Today I had to call a provider of service that I’d hired for some work to inquire about a date for service. The sales rep, said, “Oh, I asked the operations office to call you. They haven’t?” I couldn’t believe that for a very expensive customer transaction he’d not called me himself. Sure he must have been busy, but as someone about to spend several thousand dollars with him, he certainly could pick up the phone.
Marketing begins with communication
Marketing begins with our customer service communications. It’s very easy to lose a customer due to poor communication. I’ve never heard of someone who lost a customer due to over communication.
We all know that e-mail is the most frequently used business communications tool these days. Fast on its heels is texting. But neither of these communications methods carries my tone, inflection or feeling. Some people resort to using smilies, but I’m still not fond of them in professional communication, even though I’ve used them from time to time.
E-mail can get lost
E-mail does have the advantage of providing a written record of communication, but I can’t assume that my e-mail always arrives at it’s intended destination. E-mail can vanish into the ether. I can request “Read Receipts” from recipients of my e-mail, but not all browsers or mail clients support them. I’ve quit using Read Receipts and now call to be sure someone has received my e-mail. Is this double the work? Perhaps it is. But it does allow another touch point for communications.

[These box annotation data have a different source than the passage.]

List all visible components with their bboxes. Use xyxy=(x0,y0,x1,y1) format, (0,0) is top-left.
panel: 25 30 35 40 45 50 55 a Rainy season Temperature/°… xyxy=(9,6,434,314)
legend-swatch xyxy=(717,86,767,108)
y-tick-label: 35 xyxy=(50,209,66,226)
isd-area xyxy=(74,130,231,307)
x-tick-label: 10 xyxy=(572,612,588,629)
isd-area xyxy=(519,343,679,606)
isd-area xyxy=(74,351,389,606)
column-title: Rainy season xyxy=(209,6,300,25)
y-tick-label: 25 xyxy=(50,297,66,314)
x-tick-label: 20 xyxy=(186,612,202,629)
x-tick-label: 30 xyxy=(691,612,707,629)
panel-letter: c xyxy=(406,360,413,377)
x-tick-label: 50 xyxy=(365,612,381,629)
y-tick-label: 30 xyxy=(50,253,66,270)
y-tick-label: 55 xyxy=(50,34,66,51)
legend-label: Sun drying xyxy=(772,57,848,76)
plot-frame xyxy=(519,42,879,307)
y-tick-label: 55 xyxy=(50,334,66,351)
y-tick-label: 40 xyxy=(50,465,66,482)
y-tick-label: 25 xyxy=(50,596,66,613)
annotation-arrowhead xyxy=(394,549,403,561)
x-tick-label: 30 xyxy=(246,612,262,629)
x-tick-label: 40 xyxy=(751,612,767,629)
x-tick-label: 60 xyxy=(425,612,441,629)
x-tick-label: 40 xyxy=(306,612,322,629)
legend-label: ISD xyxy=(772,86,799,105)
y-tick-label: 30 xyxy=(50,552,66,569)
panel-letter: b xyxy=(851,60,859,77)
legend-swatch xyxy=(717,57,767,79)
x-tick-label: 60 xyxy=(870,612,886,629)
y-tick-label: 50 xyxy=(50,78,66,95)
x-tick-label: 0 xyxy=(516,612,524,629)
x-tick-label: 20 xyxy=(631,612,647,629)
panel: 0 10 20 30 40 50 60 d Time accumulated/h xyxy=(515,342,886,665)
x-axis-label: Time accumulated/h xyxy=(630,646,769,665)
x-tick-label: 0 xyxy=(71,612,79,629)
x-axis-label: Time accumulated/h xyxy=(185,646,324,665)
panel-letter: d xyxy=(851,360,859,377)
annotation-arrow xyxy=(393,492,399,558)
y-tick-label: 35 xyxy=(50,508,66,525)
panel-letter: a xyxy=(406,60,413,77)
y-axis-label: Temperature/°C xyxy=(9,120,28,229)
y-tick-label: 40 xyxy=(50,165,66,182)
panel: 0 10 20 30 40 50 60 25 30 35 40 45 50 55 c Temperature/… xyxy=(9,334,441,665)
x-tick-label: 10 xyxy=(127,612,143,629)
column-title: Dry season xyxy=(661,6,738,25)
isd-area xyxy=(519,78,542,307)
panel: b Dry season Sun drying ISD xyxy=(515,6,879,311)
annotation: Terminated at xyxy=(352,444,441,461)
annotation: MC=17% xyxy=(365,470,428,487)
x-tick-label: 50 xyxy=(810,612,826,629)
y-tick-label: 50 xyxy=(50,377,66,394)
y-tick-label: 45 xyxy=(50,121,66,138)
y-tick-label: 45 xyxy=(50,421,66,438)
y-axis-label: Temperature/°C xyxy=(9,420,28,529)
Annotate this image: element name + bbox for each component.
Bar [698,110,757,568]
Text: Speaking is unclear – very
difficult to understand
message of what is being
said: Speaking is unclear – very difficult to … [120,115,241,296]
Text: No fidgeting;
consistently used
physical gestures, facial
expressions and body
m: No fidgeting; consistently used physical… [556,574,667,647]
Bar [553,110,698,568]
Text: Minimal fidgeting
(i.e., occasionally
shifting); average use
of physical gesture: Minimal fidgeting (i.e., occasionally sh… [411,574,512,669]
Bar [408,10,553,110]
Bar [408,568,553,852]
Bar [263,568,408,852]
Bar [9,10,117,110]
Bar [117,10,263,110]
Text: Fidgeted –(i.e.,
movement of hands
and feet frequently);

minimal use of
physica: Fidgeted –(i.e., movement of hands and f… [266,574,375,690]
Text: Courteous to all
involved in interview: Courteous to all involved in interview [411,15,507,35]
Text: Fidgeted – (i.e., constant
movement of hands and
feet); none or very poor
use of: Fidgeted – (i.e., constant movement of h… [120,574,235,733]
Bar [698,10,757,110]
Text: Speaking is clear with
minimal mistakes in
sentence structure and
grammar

We must remind ourselves that the phone is better than e-mail, but face to face is still better. As we all get siloed, we need to remember that our facial expressions and our body language give our clients the entire message.
Face to face meetings
While a face to face meeting takes time, it is often the precise thing to reinforce or build a good client relationship. It’s very easy for me to be lazy and think of the time involved traveling to another location, but when the client is investing significantly in my and my services, they deserve a face to face meeting. But I can also request that they meet me or offer to host a meeting, especially if we need technology that is only in my office.
If I don’t have time to drive across town, or my client is in another state, I can use Skype or other web cam video to have a face to face. If my client isn’t geographically close and they aren’t tech savvy or prefer not to use a web cam, at least I can use the phone.
Each customer has a communications preference too. It’s good to learn early on which style my client prefers. Then I can be sure I’m getting their attention when I communicate with them in that channel.
We each want to feel important and respected. Communication done right provides those intangibles to my clients.